To everyone else but herself.  She was gone.
In the blink of an eye she saw her entire life flash before her.  Like watching a movie.  She saw and felt every moment.  She felt it from their perspective- and from hers.  She did not judge herself, but she realized so much.  She understood she was here to grow and to learn.  To be better than she was in the life before.  To connect and to trust.  To speak up and be confident in who she was.  To love herself and everyone around her.  That was the good stuff.  That is what she will miss about not having a body.  In that moment she realized how much energy she wasted with negative thoughts and disconnection during her time on the earth plane but she understood it was part of the journey of living.
She watched the movie fade away with so much love and understanding.
She realized she was surrounded by the most loving and warm light she had ever felt.  It was surrounding her entire being and in that moment she realized it was with her the whole time.

There is no such thing as perfect

Honestly, I love this picture of my family.  I love it.  I also look at it and think, wow.  if people only knew what that day was really like. It was definitely not a bad day but it was not perfect by any means. Not as perfect as this picture might make one think.  My biggest energy suck these days is how I look at Facebook and often I compare myself or my family with others.  I don't even realize I am doing it because at times it is like a mindless scroll.

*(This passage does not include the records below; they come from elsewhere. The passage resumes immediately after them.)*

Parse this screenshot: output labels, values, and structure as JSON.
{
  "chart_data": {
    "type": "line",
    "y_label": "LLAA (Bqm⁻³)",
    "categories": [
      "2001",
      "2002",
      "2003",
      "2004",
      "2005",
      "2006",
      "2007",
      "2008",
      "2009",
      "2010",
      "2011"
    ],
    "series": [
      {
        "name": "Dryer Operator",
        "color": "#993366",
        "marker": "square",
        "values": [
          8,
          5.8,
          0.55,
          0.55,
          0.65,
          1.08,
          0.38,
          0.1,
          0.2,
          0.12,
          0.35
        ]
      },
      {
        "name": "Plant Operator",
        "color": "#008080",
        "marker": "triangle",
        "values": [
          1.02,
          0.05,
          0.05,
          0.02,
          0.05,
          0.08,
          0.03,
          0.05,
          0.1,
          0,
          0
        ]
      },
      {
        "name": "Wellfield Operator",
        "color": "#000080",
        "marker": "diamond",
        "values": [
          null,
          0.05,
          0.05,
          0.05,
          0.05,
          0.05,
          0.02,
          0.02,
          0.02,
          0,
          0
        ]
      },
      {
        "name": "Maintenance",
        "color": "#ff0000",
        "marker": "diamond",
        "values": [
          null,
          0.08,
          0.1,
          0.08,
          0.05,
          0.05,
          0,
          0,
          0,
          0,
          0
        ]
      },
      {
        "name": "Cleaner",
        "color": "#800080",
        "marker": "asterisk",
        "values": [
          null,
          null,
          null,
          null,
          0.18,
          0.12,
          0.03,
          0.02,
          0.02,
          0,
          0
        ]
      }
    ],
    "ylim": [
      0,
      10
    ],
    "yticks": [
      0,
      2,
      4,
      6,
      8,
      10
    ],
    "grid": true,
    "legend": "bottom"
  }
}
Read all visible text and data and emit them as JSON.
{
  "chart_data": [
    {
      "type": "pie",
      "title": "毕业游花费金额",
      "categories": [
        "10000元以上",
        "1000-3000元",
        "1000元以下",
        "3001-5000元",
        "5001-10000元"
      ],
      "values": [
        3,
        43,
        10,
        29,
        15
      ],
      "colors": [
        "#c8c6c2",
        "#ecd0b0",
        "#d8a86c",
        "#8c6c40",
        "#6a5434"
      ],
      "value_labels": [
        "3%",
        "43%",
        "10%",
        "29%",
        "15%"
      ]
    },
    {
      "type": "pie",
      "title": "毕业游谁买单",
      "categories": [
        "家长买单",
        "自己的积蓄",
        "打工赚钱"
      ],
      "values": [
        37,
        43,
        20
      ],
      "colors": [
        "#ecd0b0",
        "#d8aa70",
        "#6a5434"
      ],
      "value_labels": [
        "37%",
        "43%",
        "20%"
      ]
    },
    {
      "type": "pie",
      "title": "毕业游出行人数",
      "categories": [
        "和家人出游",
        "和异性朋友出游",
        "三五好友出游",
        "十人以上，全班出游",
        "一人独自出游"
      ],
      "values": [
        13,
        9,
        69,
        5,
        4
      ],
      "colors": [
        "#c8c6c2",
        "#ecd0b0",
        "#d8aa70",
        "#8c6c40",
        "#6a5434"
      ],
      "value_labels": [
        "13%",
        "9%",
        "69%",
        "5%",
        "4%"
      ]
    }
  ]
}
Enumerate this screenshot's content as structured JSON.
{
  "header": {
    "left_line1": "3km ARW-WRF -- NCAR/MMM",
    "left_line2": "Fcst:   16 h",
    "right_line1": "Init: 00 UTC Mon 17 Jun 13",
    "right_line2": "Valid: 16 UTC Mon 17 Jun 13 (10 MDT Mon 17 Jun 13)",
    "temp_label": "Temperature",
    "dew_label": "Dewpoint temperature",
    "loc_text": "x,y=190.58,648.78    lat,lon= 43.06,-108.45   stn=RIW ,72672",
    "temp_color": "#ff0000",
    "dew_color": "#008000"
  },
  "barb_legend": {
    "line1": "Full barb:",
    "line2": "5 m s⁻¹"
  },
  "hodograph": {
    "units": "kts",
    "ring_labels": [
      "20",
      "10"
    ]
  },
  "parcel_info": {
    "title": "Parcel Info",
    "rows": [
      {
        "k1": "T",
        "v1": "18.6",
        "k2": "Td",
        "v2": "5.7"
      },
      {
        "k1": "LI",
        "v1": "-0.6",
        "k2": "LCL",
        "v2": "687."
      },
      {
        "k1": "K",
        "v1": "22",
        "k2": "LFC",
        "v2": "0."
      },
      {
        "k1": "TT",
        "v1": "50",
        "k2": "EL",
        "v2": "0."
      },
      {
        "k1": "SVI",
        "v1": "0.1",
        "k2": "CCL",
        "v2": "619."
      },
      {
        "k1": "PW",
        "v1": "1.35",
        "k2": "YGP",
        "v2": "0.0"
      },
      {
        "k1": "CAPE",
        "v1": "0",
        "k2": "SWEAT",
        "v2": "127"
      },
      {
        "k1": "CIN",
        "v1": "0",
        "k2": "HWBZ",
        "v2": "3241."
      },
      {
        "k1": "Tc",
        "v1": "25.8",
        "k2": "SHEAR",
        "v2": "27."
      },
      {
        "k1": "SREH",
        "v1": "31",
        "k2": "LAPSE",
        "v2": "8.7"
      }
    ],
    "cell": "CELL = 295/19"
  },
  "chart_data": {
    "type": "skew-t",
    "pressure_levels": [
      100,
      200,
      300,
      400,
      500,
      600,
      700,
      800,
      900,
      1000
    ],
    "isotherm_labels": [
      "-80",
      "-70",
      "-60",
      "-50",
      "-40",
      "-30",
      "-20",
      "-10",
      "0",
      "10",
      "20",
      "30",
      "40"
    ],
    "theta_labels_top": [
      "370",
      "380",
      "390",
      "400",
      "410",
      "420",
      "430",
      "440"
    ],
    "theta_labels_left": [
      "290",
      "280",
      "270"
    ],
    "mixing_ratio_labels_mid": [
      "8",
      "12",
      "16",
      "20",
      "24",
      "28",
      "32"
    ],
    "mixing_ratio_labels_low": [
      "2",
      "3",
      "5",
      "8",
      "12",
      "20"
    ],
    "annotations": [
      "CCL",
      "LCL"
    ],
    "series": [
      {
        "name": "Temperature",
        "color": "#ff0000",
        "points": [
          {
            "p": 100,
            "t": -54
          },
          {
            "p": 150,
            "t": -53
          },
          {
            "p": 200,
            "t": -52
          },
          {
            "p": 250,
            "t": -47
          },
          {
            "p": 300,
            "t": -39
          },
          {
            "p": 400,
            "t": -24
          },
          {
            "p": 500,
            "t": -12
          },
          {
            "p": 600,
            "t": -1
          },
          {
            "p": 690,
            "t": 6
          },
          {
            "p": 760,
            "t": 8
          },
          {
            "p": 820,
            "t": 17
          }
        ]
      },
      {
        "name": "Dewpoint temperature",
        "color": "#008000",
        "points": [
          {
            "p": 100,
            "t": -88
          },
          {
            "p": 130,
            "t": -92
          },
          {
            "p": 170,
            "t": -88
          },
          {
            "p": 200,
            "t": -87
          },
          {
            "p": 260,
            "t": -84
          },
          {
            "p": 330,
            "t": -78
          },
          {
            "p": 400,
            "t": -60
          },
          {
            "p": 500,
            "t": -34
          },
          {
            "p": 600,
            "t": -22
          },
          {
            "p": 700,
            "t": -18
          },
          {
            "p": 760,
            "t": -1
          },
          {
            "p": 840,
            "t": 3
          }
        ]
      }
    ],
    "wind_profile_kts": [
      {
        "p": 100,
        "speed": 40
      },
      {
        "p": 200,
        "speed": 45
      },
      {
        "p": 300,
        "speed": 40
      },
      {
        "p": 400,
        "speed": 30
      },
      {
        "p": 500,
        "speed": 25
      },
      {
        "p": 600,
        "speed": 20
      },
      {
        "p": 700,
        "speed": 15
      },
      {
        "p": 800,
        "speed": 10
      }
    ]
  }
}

Yesterday was the fourth of July and The Phillips were ready for a lot of fun.  Mixed into the fun was Chad and I pissing each other off for a good half hour, a little boredom, feelings of being too tired to go to the fireworks, some TV action, getting to the parade in Kirkland about 40 minutes late. Trying to go to the food vendors and seeing the longs lines and deciding to go to QFC instead because every restaurant was closed and the entire family was HANGRY as hell.  Chad trying to beat the holiday traffic out of the fireworks show and being a psychopath with his fast walking to get to the car. I mean, it was just a normal day but there was some "not perfect" sprinkled in.  I would not trade any of it for the world.  I love my family and anything that comes with it.  Life is messy.  Its boring at times.  It is yin and yang.  It is not perfect. ever. I would never want it that way. 

As I said, I love this photo of our family and at the same time, I am like........dang, they look like they haven't a care in the world. But that is all facebook is.  The highlight reel.  The good stuff.  The cherished moments.  I love it for that.  I love that facebook can make me a slide show, add some music and stir up emotions and nostalgia that I needed.  I love the highlight reel, but if you are anything like me, you compare your life and your self to everyone else's highlight reel.

Let's be messed up. everyone. Let's be super messed up and in love with our own mess.
And fuck facebook.

Listen to what you already know

I just called a radio show to ask a question I already knew the answer to.  I am honestly a bit disappointed in myself for not listening to myself, but I am working on changing that tune right now. It won't help me to be upset with myself.  What will help me is starting to listen to my own knowing.  I have worked so hard to be able to hear and feel the knowing.  It has taken years of conscious effort to get past the bullshit and feel the important stuff.
Now I need to follow its guidance.
So I called the show and I basically said, "Hi Marie, can you please tell me why my sister and stepmom hate me so much and why I feel guilty distancing myself and why I am afraid that my dad and brother won't understand and think it is all my fault that family is not the way it should be?"
I already knew the answer.
I needed her to tell me it was okay to not work at a relationship with them. I needed her to tell me I was not a bad person for giving up on what I think a family should be. I needed her to tell me I was not horrible even though they don't care to have a relationship with me.  She did tell me all of that and I instantly vowed to really listen to myself.  I have asked energy workers for years, what should I do?  who am I?  can you tell me my purpose?  I have gotten some wonderful, beautiful, healing help and advice through the years.  It is time, though, for me to help myself.  I am smart. I have a strong intuition.  I need to do the work to be able to guide myself.  I already know what that work looks like.  It is quieting down.  It is journaling.  It is staying in a high vibration.  It is saying sweet things to myself.  It is redirecting my thoughts when they are not supportive or helpful. 
It is knowing that I am extremely empathic and taking the time to separate my feelings from others and realize when I feel guilt, sometimes it is not REAL.  It is guilt release training with breath and loving myself and TRUST. Trust myself and the Universe.